Currently, some 700 elephants are in captivity across the state. About 260 are with the devaswoms, the temple bodies, while 440 are individually owned. The largest private collection is 14 elephants. Earlier, only the high-caste Namboodiris owned elephants. But elephant ownership is now seen as symbolic of wealth and prestige. Kerala Forest Minister Binoy Viswam had last year said that all elephants will be ‘retired’ at the age of 65 years. But no followup action has been taken. His other elephantfriendly initiatives such as fixed work hours and safe transportation for the elephants also remain on paper.
“The Kerala Elephant Owners’ Association would welcome scientific initiatives on the part of the government to avoid tragedies. We have to compile a proper set of rules to decide what needs to be done when elephants run amok,” says the association’s representative P. Sasi Kumar.
In Kerala, elephants rarely breed in captivity. Capturing them from the forests is banned. They are now being bought from Bihar, West Bengal and the Northeast.
The cost of each calf varies from Rs 1.5 lakh to Rs 3 lakh. The journey to Kerala lasts up to 15 days. Once trained, elephants are rented at the rate of Rs 15,000 for a three-hour programme. Such events invariably begin around noon and the elephants are made to stand in the sun and denied water for long periods. “There is a misconception that elephants fan their ears and dance because they appreciate the music,” says EK Easwaran, an elephant expert. “Actually, elephants fan their ears to cool their bodies and dance on their feet to get away from the hot tar.”
After a long strenuous walk in the hot sun, when the animals are hungry and thirsty, their mahouts feed them and take them to water. But instead of bringing them much relief, this actually clogs their intestines, says Easwaran.

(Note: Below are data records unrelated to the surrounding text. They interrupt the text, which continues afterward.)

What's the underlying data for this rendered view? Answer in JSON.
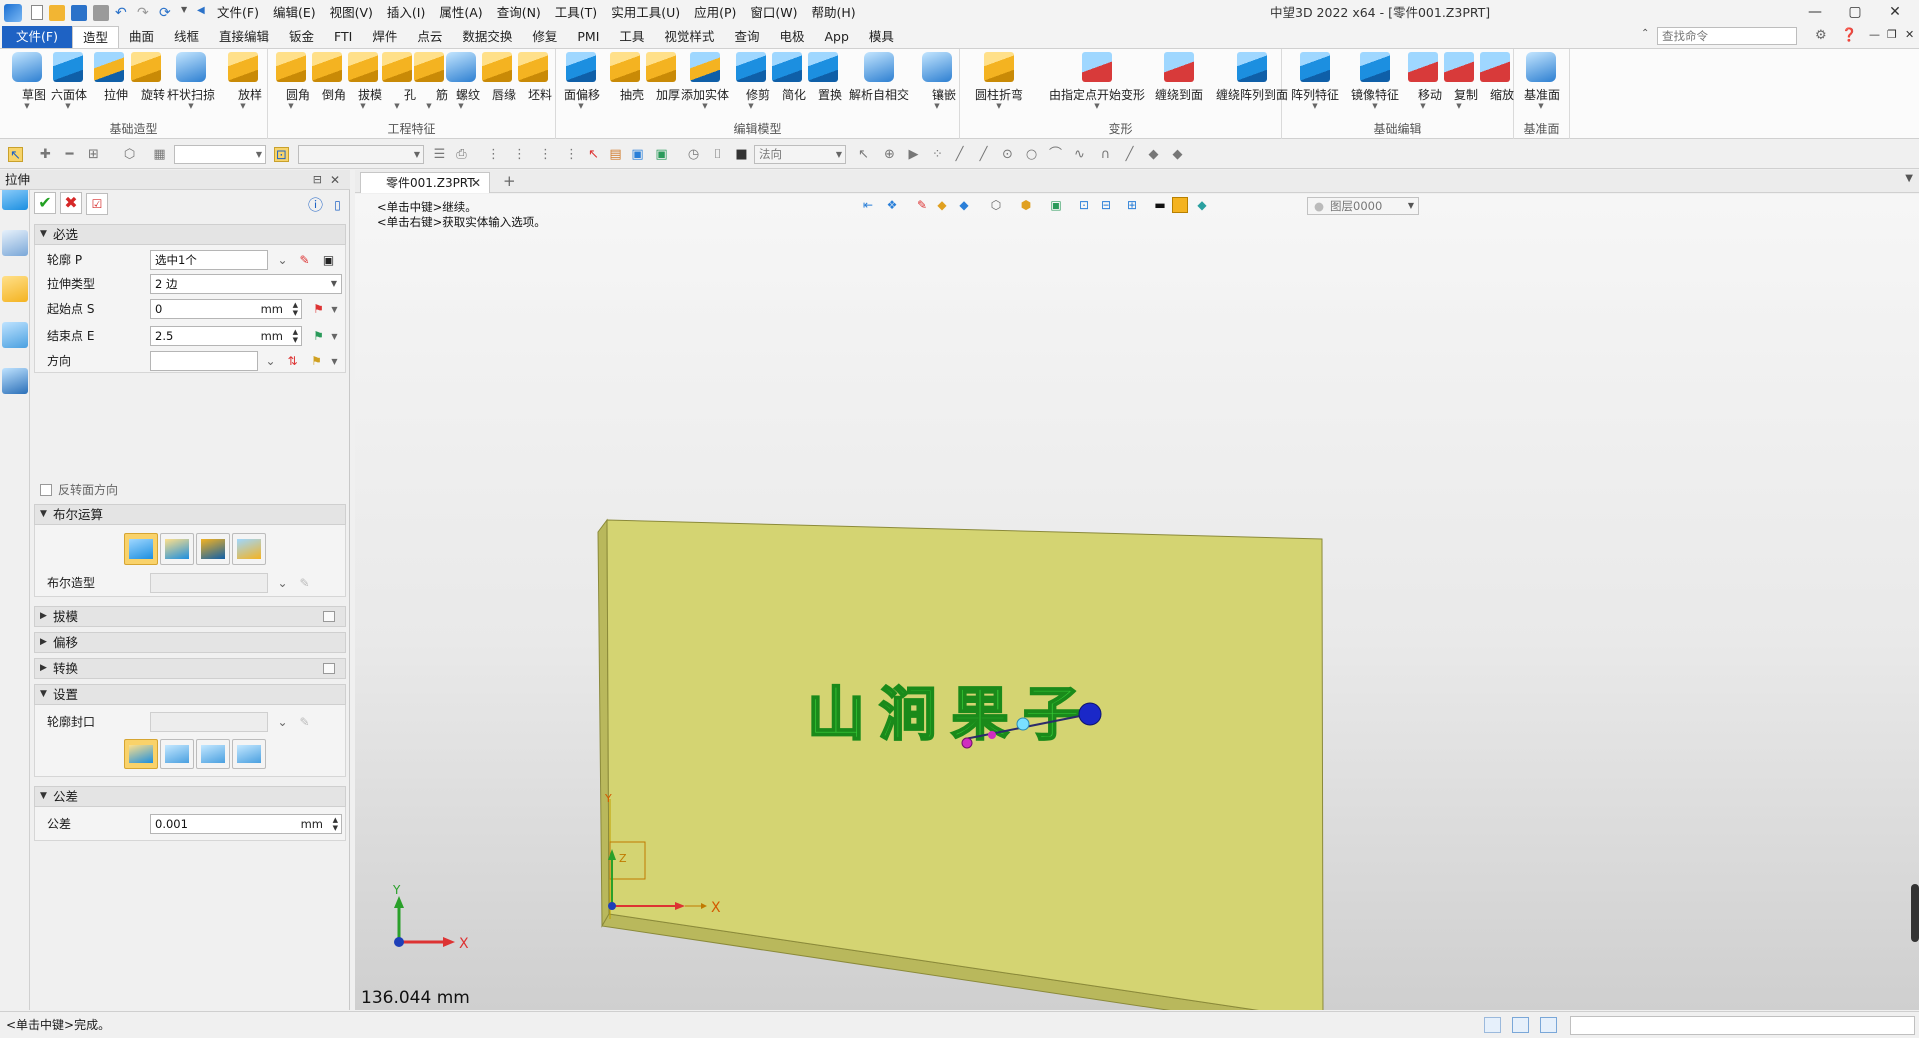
{
  "app": {
    "title": "中望3D 2022 x64 - [零件001.Z3PRT]",
    "menu": [
      "文件(F)",
      "编辑(E)",
      "视图(V)",
      "插入(I)",
      "属性(A)",
      "查询(N)",
      "工具(T)",
      "实用工具(U)",
      "应用(P)",
      "窗口(W)",
      "帮助(H)"
    ],
    "window_buttons": [
      "—",
      "▢",
      "✕"
    ]
  },
  "ribbon": {
    "file_tab": "文件(F)",
    "tabs": [
      "造型",
      "曲面",
      "线框",
      "直接编辑",
      "钣金",
      "FTI",
      "焊件",
      "点云",
      "数据交换",
      "修复",
      "PMI",
      "工具",
      "视觉样式",
      "查询",
      "电极",
      "App",
      "模具"
    ],
    "active_tab": "造型",
    "search_placeholder": "查找命令",
    "groups": [
      {
        "label": "基础造型",
        "buttons": [
          "草图",
          "六面体",
          "拉伸",
          "旋转",
          "杆状扫掠",
          "放样"
        ]
      },
      {
        "label": "工程特征",
        "buttons": [
          "圆角",
          "倒角",
          "拔模",
          "孔",
          "筋",
          "螺纹",
          "唇缘",
          "坯料"
        ]
      },
      {
        "label": "编辑模型",
        "buttons": [
          "面偏移",
          "抽壳",
          "加厚",
          "添加实体",
          "修剪",
          "简化",
          "置换",
          "解析自相交",
          "镶嵌"
        ]
      },
      {
        "label": "变形",
        "buttons": [
          "圆柱折弯",
          "由指定点开始变形",
          "缠绕到面",
          "缠绕阵列到面"
        ]
      },
      {
        "label": "基础编辑",
        "buttons": [
          "阵列特征",
          "镜像特征",
          "移动",
          "复制",
          "缩放"
        ]
      },
      {
        "label": "基准面",
        "buttons": [
          "基准面"
        ]
      }
    ]
  },
  "toolbar2": {
    "filter_value": "",
    "normal_label": "法向"
  },
  "panel": {
    "title": "拉伸",
    "sections": {
      "required": "必选",
      "boolean": "布尔运算",
      "draft": "拔模",
      "offset": "偏移",
      "transform": "转换",
      "settings": "设置",
      "tolerance": "公差"
    },
    "fields": {
      "profile_label": "轮廓 P",
      "profile_value": "选中1个",
      "type_label": "拉伸类型",
      "type_value": "2 边",
      "start_label": "起始点 S",
      "start_value": "0",
      "start_unit": "mm",
      "end_label": "结束点 E",
      "end_value": "2.5",
      "end_unit": "mm",
      "direction_label": "方向",
      "direction_value": "",
      "reverse_label": "反转面方向",
      "bool_shape_label": "布尔造型",
      "profile_cap_label": "轮廓封口",
      "tolerance_label": "公差",
      "tolerance_value": "0.001",
      "tolerance_unit": "mm"
    }
  },
  "document": {
    "tab": "零件001.Z3PRT",
    "prompt_lines": [
      "<单击中键>继续。",
      "<单击右键>获取实体输入选项。"
    ],
    "layer": "图层0000",
    "measure": "136.044 mm",
    "model_text": "山涧果子",
    "axis_x": "X",
    "axis_y": "Y",
    "axis_z": "Z"
  },
  "colors": {
    "accent": "#1e62c4",
    "plate_top": "#d4d472",
    "plate_side": "#b9b85c",
    "text_green": "#3ad23a",
    "bool_active": "#f9d26a"
  },
  "status": {
    "text": "<单击中键>完成。"
  }
}
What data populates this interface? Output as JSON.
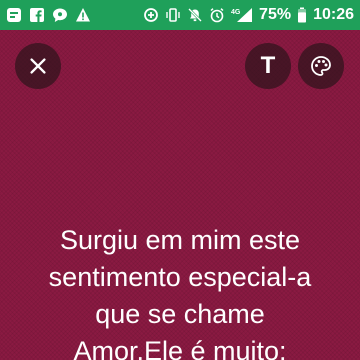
{
  "status_bar": {
    "background": "#1fa05a",
    "left_icons": [
      "notification-app-icon",
      "facebook-icon",
      "chat-bubble-icon",
      "warning-icon"
    ],
    "right_icons": [
      "data-saver-icon",
      "vibrate-icon",
      "mute-icon",
      "alarm-icon",
      "signal-4g-icon"
    ],
    "network_label": "4G",
    "battery_percent": "75%",
    "battery_level": 0.75,
    "time": "10:26"
  },
  "toolbar": {
    "close_icon": "close-icon",
    "text_label": "T",
    "palette_icon": "palette-icon"
  },
  "story": {
    "background": "#8a1a42",
    "lines": [
      "Surgiu em mim este",
      "sentimento especial-a",
      "que se chame",
      "Amor.Ele é muito:"
    ]
  }
}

Elephants, he says, can never be completely domesticated and always desire to return to the wild. A mahout puts the elephant under stress by hitting it when it disobeys commands. “Captive elephants are always made to work even when there is no work,’’ says Easwaran. Clearly, man or beast, there is only so much repression that a living being can take, as the rampaging elephant showed at Thrissur.